‘It’s no use going back to yesterday, because I was a different person then.’ — Alice in Lewis Carroll’s Alice’s Adventures in Wonderland.
How poignant is that one line of dialogue? In that one statement, Alice acknowledges that she herself has changed significantly since her fall down the rabbit hole.
Her insight highlights the point of no return we have all encountered: the moment of change. This is when events, some outside of our control, change us to the point that we can’t relate to the person we used to be before we lived them. Where time divides into two parts — the before and the after.
When change occurs to us, we often look upon the before as the Golden Age. We mentally dwell on what once was, what’s missing, how life is lacking and what could have been if only.
But it doesn’t help to try to hold on to the past.

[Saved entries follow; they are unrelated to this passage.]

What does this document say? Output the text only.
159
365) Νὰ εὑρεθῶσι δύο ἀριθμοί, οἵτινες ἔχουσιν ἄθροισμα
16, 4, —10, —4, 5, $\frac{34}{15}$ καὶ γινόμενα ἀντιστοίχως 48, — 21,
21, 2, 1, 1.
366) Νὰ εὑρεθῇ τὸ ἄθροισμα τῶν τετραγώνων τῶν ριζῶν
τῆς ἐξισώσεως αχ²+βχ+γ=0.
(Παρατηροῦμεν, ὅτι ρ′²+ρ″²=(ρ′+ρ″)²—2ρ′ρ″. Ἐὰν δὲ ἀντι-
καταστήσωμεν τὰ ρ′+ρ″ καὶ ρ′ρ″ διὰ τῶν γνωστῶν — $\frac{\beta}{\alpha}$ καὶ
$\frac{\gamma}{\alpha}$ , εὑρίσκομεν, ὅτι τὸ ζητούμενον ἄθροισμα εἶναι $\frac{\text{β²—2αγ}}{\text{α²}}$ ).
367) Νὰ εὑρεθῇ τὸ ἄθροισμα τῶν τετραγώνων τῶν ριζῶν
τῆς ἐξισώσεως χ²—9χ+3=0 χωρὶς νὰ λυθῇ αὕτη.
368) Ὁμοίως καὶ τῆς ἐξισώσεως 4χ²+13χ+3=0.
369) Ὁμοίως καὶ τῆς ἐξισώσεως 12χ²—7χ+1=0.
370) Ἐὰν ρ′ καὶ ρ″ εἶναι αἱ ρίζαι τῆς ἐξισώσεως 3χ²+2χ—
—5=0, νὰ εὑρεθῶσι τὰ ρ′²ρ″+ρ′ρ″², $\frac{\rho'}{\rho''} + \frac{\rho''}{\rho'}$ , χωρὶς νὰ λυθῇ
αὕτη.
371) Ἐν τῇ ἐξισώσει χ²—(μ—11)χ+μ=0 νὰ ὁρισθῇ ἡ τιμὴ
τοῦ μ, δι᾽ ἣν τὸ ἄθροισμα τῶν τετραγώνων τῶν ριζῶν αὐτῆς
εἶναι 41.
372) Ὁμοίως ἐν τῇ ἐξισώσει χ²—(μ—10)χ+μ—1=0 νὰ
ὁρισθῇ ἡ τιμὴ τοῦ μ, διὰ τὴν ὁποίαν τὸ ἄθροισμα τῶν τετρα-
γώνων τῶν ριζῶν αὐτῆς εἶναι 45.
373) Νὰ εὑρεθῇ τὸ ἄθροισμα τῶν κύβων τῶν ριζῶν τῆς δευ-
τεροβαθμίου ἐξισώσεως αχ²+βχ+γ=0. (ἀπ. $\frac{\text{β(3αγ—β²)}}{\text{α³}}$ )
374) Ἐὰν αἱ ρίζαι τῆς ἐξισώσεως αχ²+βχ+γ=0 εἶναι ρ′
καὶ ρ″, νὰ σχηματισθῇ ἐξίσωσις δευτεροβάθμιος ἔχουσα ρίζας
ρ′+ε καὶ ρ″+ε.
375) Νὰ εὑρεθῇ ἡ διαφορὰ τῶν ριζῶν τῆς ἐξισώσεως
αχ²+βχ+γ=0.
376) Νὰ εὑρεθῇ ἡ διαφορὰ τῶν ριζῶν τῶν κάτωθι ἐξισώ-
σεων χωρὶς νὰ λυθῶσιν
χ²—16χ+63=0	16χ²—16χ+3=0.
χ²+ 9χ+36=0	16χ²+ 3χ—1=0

That image is worn, dated, sepia. You are a different person now than you were before you fell down the rabbit hole, lost your job, got a divorce, had kids or declared bankruptcy.
Socrates is credited with saying, loosely translated, that to survive change one must not dwell on the before but focus one’s energy on rebuilding the after.
We may not be able to control what happens to us in life, but we can control our actions and our reactions. We can control the after. Take the reins on our new path, new adventure and on the new person we were meant to be.
You and only you have the ability, the power to shape your happily ever after.